R. Badouard passe en revue les modèles politiques, sociotechniques et économiques de régulation de la liberté d’expression en ligne. Une tentative pour combler un vide juridique alarmant.
Dans le contexte actuel de plus en plus marqué par la numérisation des échanges, il est inévitable de relier le débat démocratique à l’espace numérique, et de questionner la place de premier plan prise par des plateformes comme Facebook ou Twitter dans la modération de la prise de parole sur le web. Ces espaces générés et gérés par des entreprises privées et répondant à des logiques marchandes sont devenus les espaces publics privilégiés des discussions et des mobilisations du quotidien. Ce faisant, ils concentrent des enjeux démocratiques de formation de communautés et d’expression politique. Du point de vue juridique, les questionnements portent nécessairement sur les différentes normativités qui régissent la liberté d’expression sur ces plateformes : leur histoire, leurs configurations, leur puissance, leurs acteurs et la nécessité de leur renouvellement. (...)
« Les nouvelles lois du web » évoquées dans le titre représentent les différentes mesures juridiques adoptées jusqu’à présent pour faire face aux violences contre la liberté d’expression en ligne. Elles représentent aussi, et surtout, un vide législatif et l’impératif d’une nouvelle jurisprudence capable de réguler de manière démocratique le discours dans l’espace public du web. Une nouvelle jurisprudence qui dépasserait la seule relation entre États et plateformes, pour étendre son domaine de réglementation aux dynamiques de pouvoir sous-jacentes au dispositif sociotechnique et aux logiques de marché.
Quelles menaces pour la liberté d’expression en ligne et quelles modalités de régulation ?
Tout discours sur la régulation en ligne passe nécessairement par une définition de la liberté d’expression ou, du moins, par une définition de ce qui en empêcherait l’exercice. Trois grandes déclinaisons du discours sur la censure et sur la violence sur le web sont alors mobilisées, chacune avec ses spécificités.
La désinformation (les « fake news » en anglais), tout d’abord, et notamment concernant l’information politique.

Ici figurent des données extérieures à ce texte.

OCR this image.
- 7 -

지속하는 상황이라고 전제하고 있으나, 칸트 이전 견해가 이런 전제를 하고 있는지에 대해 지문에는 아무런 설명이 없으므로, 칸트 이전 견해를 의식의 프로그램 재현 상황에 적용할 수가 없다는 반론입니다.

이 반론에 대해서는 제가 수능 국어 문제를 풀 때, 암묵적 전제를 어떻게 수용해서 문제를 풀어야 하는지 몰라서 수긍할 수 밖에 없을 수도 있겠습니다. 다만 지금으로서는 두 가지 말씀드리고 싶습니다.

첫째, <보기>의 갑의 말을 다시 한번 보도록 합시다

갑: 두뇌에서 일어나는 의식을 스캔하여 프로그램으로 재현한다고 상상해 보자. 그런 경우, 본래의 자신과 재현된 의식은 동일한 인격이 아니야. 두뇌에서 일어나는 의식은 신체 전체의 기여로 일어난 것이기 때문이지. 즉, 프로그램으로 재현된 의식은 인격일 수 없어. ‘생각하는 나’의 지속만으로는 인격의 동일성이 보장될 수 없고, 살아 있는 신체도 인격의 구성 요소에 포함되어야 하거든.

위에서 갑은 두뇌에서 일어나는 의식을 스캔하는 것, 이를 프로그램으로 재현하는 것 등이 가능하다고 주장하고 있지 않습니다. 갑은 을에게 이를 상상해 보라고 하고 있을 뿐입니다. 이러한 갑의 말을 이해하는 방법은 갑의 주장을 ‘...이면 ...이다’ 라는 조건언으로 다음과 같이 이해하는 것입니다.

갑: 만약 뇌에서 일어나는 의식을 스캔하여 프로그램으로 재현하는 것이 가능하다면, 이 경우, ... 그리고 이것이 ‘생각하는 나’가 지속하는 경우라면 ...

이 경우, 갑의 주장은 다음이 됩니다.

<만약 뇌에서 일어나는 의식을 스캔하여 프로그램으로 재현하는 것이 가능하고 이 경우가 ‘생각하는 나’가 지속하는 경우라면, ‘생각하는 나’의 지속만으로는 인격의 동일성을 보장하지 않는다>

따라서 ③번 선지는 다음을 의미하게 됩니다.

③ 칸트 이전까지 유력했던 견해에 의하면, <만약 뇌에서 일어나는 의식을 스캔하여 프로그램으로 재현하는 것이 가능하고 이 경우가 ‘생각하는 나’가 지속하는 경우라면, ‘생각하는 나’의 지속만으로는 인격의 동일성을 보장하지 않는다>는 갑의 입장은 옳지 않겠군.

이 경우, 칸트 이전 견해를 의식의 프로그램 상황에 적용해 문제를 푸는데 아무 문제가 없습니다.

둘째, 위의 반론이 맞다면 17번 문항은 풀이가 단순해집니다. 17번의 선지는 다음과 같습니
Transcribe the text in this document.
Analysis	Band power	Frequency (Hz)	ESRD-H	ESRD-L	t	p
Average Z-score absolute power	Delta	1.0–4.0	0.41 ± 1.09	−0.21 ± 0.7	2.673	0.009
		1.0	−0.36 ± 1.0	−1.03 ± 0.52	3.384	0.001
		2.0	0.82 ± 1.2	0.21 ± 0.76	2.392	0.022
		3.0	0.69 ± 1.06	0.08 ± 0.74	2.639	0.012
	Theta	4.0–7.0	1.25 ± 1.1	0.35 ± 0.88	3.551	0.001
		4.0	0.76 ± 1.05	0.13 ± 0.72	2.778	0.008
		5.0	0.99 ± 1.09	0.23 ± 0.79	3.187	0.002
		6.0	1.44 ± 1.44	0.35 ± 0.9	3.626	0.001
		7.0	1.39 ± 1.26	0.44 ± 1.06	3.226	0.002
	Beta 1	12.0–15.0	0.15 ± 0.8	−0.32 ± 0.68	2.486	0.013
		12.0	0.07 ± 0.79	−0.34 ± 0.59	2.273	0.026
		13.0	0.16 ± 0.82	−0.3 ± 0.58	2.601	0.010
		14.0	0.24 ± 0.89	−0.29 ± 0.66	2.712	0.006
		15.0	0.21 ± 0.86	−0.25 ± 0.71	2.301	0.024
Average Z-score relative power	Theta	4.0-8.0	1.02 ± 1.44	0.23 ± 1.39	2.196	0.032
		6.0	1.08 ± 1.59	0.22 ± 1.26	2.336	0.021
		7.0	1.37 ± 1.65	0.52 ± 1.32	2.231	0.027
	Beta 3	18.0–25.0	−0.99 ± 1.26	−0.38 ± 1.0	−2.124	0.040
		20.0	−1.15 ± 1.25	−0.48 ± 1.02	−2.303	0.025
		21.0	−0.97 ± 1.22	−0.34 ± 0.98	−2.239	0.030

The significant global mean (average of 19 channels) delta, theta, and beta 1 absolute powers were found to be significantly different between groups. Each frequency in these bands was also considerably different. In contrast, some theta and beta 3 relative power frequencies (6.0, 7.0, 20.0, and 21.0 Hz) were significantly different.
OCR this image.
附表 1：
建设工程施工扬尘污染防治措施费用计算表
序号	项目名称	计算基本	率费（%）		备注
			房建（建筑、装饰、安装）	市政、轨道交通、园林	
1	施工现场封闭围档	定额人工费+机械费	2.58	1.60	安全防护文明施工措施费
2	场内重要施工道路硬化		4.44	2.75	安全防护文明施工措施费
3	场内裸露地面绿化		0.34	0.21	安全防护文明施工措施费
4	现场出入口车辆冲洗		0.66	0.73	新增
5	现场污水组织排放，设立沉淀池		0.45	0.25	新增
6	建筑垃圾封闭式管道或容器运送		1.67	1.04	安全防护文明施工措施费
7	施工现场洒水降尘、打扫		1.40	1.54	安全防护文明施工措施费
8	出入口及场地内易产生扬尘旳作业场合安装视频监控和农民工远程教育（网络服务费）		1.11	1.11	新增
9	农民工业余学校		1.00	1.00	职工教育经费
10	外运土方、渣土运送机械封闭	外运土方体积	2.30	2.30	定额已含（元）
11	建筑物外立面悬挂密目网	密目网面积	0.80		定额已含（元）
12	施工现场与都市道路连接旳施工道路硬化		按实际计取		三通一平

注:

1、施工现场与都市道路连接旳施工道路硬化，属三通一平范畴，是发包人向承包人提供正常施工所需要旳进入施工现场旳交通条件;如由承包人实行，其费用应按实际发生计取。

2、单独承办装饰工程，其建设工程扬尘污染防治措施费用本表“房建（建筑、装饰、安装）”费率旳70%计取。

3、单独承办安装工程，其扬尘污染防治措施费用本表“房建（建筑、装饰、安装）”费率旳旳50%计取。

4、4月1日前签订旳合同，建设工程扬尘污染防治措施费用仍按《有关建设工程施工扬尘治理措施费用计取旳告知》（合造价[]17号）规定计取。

Grande protagoniste des campagnes présidentielles aux États-Unis (2016) et en France (2017), elle fait craindre de nouvelles stratégies de manipulation de l’opinion publique.
Le discours de haine, ensuite, qui hante le débat politique en ligne et qui s’est consolidé comme une ressource stratégique efficace pour produire des effets d’autocensure sur les victimes de cette exposition à la violence expressive.
Les droits d’auteur, finalement, qui se heurtent à un imaginaire de liberté d’échanges et à une pratique de piratage spécifiques au web.
L’étude concerne principalement les « grandes plateformes du web » : Apple, YouTube, Facebook et Twitter ou encore Google. Ces plateformes appartenant à des entreprises privées, elles constituent les premières sources de trafic vers les médias d’information. Elles font, en même temps, l’objet d’une réglementation assez opaque, qui ne leur empêcherait pas de se poser en nouvelle police de la pensée exerçant un pouvoir de censure inédit sur les contenus qui y circulent. (...)
La recherche des nouvelles lois pour réguler la prise de parole sur internet passe ainsi en revue une vaste gamme de modèles normatifs observables sur le web, pour en examiner limites et efficacités : la législation étatique, le formatage des dispositifs sociotechniques, la logique du marché, et les possibilités démocratiques de la participation numérique. (...)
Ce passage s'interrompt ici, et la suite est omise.